We are very excited to host two writers working at the intersection of the natural/human world for a night of conversation about rewilding, trees, and every day ecology.
Joining us from Knepp Castle in Sussex is Isabella Tree, whose new book, Wilding: Returning Nature to Our Farm was listed as one of the "Ten Best Science Books of 2018" by Smithsonian Magazine.
And joining us from NY, where he is the founder of Urban Arborists, is William Bryant Logan, whose lastest book, Sprout Lands, unravels the long history of human interaction with trees.
For many years Isabella Tree and Charlie Burrell struggled to make a go as farmers, doing everything they could to make the heavy clay soils of their farm at Knepp in West Sussex as productive as possible, while rarely succeeding in making a profit. By 2000, facing bankruptcy, the couple decided they would try something new. They would hand their 3,500 acres, farmed for centuries, even millennia, back to nature. They would let it go wild.
This was no simple matter. What form did the land have before it took on the one that human beings gave it? The answer to that question was controversial and required real, and fascinating, research. The land had once been open to whole hosts of animals that had since been prevented from running wild, if not killed off or made extinct. These animals had been crucial actors in the landscape and its ecology, and how were they, or their likes, to be reintroduced? And finally there were the neighbors, often appalled at the sight of once tidy fields now running riot with what they considered dangerous weeds.
The experiment, however, was a success. With minimal human intervention, and with herds of free-roaming animals stimulating new habitats, Knepp is now full of new life. Rare species such as turtledoves, peregrine falcons, and purple emperor butterflies breed there. The fabled English nightingale, heard less and less in modern times, sings again.

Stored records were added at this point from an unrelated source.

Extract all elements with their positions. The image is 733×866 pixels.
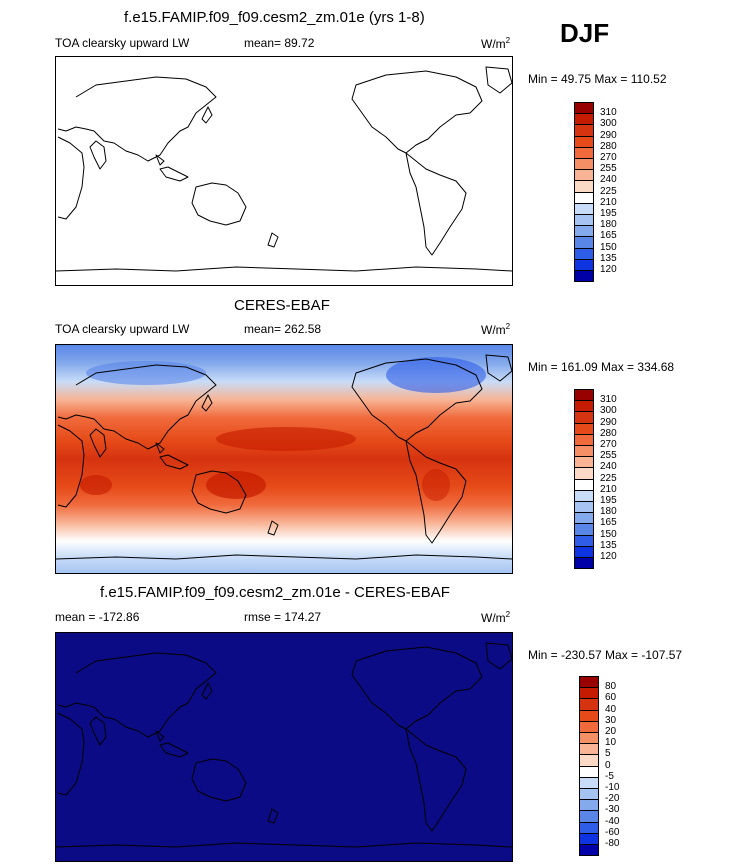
- panel3-map: [55, 632, 513, 862]
- panel3-units-label: W/m2: [481, 610, 511, 625]
- colorbar-swatch: [574, 557, 594, 570]
- colorbar-tick-label: 290: [600, 416, 617, 428]
- panel2-field-and-coastlines: [56, 345, 512, 573]
- panel2-mean-label: mean= 262.58: [244, 322, 322, 336]
- panel3-mean-label: mean = -172.86: [55, 610, 140, 624]
- colorbar-tick-label: 310: [600, 394, 617, 406]
- colorbar-tick-label: 135: [600, 252, 617, 264]
- panel3-title: f.e15.FAMIP.f09_f09.cesm2_zm.01e - CERES…: [100, 584, 450, 601]
- colorbar-tick-label: 195: [600, 495, 617, 506]
- colorbar-swatch: [574, 270, 594, 283]
- panel1-mean-label: mean= 89.72: [244, 36, 315, 50]
- colorbar-tick-label: 195: [600, 208, 617, 219]
- colorbar-tick-label: 20: [605, 726, 617, 737]
- panel2-variable-label: TOA clearsky upward LW: [55, 322, 190, 336]
- season-label: DJF: [560, 18, 610, 48]
- colorbar-tick-label: 120: [600, 551, 617, 562]
- colorbar-tick-label: 270: [600, 439, 617, 450]
- colorbar-tick-label: -30: [605, 804, 620, 816]
- colorbar-tick-label: 240: [600, 461, 617, 473]
- panel2-colorbar: 310 300 290 280 270 255 240 225 210 195 180 165 150 1…: [574, 389, 634, 570]
- colorbar-tick-label: 225: [600, 472, 617, 484]
- panel2-units-label: W/m2: [481, 322, 511, 337]
- panel1-map: [55, 56, 513, 286]
- panel3-rmse-label: rmse = 174.27: [244, 610, 322, 624]
- colorbar-tick-label: 180: [600, 219, 617, 231]
- colorbar-tick-label: -80: [605, 838, 620, 849]
- panel2-map: [55, 344, 513, 574]
- colorbar-tick-label: 10: [605, 737, 617, 749]
- colorbar-tick-label: 280: [600, 427, 617, 439]
- colorbar-tick-label: 5: [605, 748, 611, 760]
- colorbar-swatch: [579, 844, 599, 857]
- panel1-units-label: W/m2: [481, 36, 511, 51]
- panel1-minmax-label: Min = 49.75 Max = 110.52: [528, 72, 667, 86]
- panel2-minmax-label: Min = 161.09 Max = 334.68: [528, 360, 675, 374]
- colorbar-tick-label: 240: [600, 174, 617, 186]
- colorbar-tick-label: 80: [605, 681, 617, 693]
- colorbar-tick-label: 180: [600, 506, 617, 518]
- panel3-minmax-label: Min = -230.57 Max = -107.57: [528, 648, 683, 662]
- panel3-colorbar: 80 60 40 30 20 10 5 0 -5 -10 -20 -30 -40 -60 -80: [579, 676, 639, 857]
- panel1-title: f.e15.FAMIP.f09_f09.cesm2_zm.01e (yrs 1-…: [124, 9, 425, 26]
- colorbar-tick-label: 210: [600, 483, 617, 495]
- colorbar-tick-label: 300: [600, 118, 617, 130]
- colorbar-tick-label: 30: [605, 714, 617, 726]
- colorbar-tick-label: 280: [600, 140, 617, 152]
- colorbar-tick-label: -20: [605, 793, 620, 805]
- panel3-coastlines: [56, 642, 512, 848]
- colorbar-tick-label: 210: [600, 196, 617, 208]
- colorbar-tick-label: 60: [605, 692, 617, 704]
- colorbar-tick-label: 40: [605, 703, 617, 715]
- panel1-colorbar: 310 300 290 280 270 255 240 225 210 195 180 165 150 1…: [574, 102, 634, 283]
- colorbar-tick-label: 300: [600, 405, 617, 417]
- colorbar-tick-label: 225: [600, 185, 617, 197]
- colorbar-tick-label: 165: [600, 517, 617, 529]
- colorbar-tick-label: 270: [600, 152, 617, 163]
- panel2-title: CERES-EBAF: [234, 297, 330, 314]
- panel1-coastlines: [56, 66, 512, 272]
- colorbar-tick-label: 150: [600, 241, 617, 253]
- colorbar-tick-label: 290: [600, 129, 617, 141]
- colorbar-tick-label: -5: [605, 770, 614, 782]
- colorbar-tick-label: 120: [600, 264, 617, 275]
- colorbar-tick-label: 150: [600, 528, 617, 540]
- colorbar-tick-label: 310: [600, 107, 617, 119]
- colorbar-tick-label: 165: [600, 230, 617, 242]
- colorbar-tick-label: -40: [605, 815, 620, 827]
- colorbar-tick-label: 255: [600, 450, 617, 462]
- colorbar-tick-label: 135: [600, 539, 617, 551]
- panel1-variable-label: TOA clearsky upward LW: [55, 36, 190, 50]
- colorbar-tick-label: 0: [605, 759, 611, 771]
- colorbar-tick-label: -60: [605, 826, 620, 838]
- colorbar-tick-label: -10: [605, 782, 620, 793]
- colorbar-tick-label: 255: [600, 163, 617, 175]
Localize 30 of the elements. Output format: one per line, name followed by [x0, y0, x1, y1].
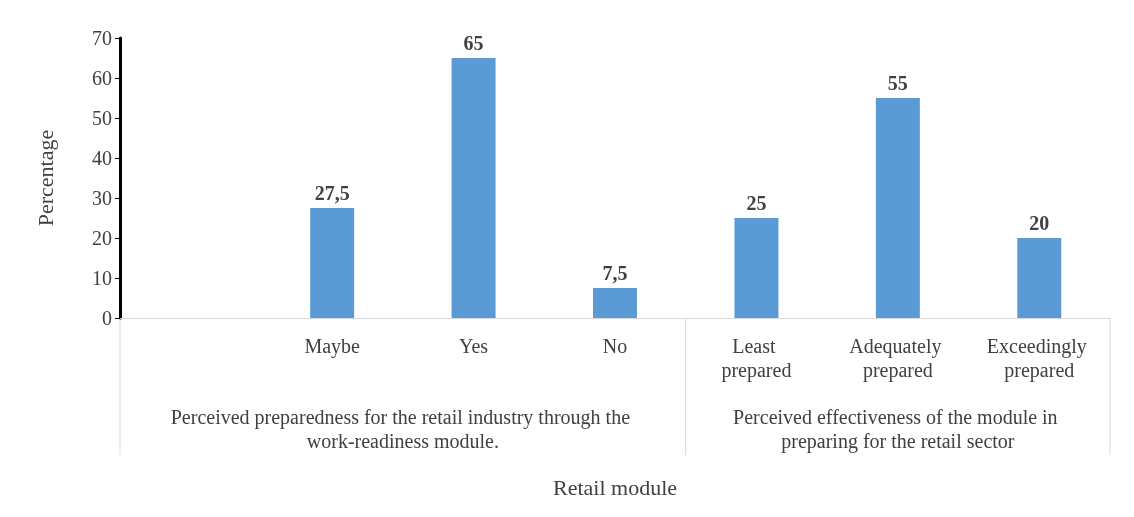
- bar: [593, 288, 637, 318]
- y-tick-label: 10: [92, 267, 112, 289]
- x-tick-label: Yes: [459, 335, 489, 357]
- data-label: 25: [746, 192, 767, 214]
- y-tick-label: 0: [102, 307, 112, 329]
- text: Perceived preparedness for the retail industry through the work-readiness module.: [170, 406, 636, 452]
- y-tick-label: 40: [92, 147, 112, 169]
- text: Perceived effectiveness of the module in preparing for the retail sector: [733, 406, 1063, 453]
- bar: [1017, 238, 1062, 318]
- bar: [310, 208, 355, 318]
- data-label: 27,5: [314, 182, 350, 204]
- bar: [875, 98, 920, 318]
- x-tick-label: Maybe: [304, 335, 361, 358]
- data-label: 55: [887, 72, 908, 94]
- data-label: 65: [463, 32, 484, 54]
- y-tick-label: 20: [92, 227, 112, 249]
- bar: [451, 58, 496, 318]
- y-tick-label: 50: [92, 107, 112, 129]
- x-tick-label: Adequately prepared: [849, 335, 947, 382]
- x-tick-label: Least prepared: [721, 335, 792, 382]
- data-label: 20: [1029, 212, 1050, 234]
- data-label: 7,5: [602, 262, 628, 284]
- x-tick-label: No: [602, 335, 628, 357]
- x-axis-title: Retail module: [552, 474, 678, 500]
- bar: [734, 218, 779, 318]
- y-tick-label: 30: [92, 187, 112, 209]
- y-tick-label: 70: [92, 27, 112, 49]
- y-axis-title: Percentage: [32, 129, 58, 227]
- x-tick-label: Exceedingly prepared: [986, 335, 1092, 382]
- y-tick-label: 60: [92, 67, 112, 89]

The Knepp project has become a leading light for conservation in the United Kingdom, demonstrating how letting nature take its course can revive both the land and wildlife, reversing the cataclysmic declines in biodiversity that challenge Britain and the world. The story of rewilding Knepp points the way to a richer future—a countryside that benefits farming, nature, and us. Wilding is an inspiring story of hope.
About Sprout Lands
Once, farmers knew how to make a living hedge and fed their flocks on tree-branch hay. Rural people knew how to prune hazel to foster abundance: both of edible nuts, and of straight, strong, flexible rods for bridges, walls, and baskets. Townspeople cut their beeches to make charcoal to fuel ironworks. Shipwrights shaped oaks to make hulls. No place could prosper without its inhabitants knowing how to cut their trees so they would sprout again.
Pruning the trees didn't destroy them. Rather, it created the healthiest, most sustainable and most diverse woodlands that we have ever known. In this journey from the English fens to Spain, Japan, and California, William Bryant Logan rediscovers what was once an everyday ecology. He offers us both practical knowledge about how to live with trees to mutual benefit and hope that humans may again learn what the persistence and generosity of trees can teach.
About Isabella Tree
Isabella Tree is an award-winning author and travel writer, and the manager of the Knepp Wildland Project, along with her husband, Charlie. She has contributed to National Geographic, Granta, The Sunday Times, and The Observer, and her articles have been chosen for The Best American Travel Writing and Reader’s Digest Today’s Best Nonfiction. Tree is the author of several books, including The Living Goddess and The Bird Man. She lives in England.
About William Logan
William Bryant Logan is the author of Sprout Lands, Oak, Air and Dirt, the last of which was made into an award-winning documentary. He is on the faculty of the New York Botanical Garden. He has spent the last three decades working in trees. He is a certified arborist, and founder and president of Urban Arborists, Inc., a Brooklyn-based tree company. Logan has won numerous Quill and Trowel Awards from the Garden Writers of America, and was a contributing editor to House Beautiful, House and Garden, and Garden Design magazines, as well as a regular garden writer for the New York Times. He won a 2012 Senior Scholar Award from the New York State chapter of the International Society of Arboriculture (ISA), as well as a True Professional of Arboriculture award from the international ISA. He also won an NEH grant to translate Calderón de la Barca and has published many translations from the Spanish, including the work of García Lorca, Ramón del Valle Inclán, and Calderón.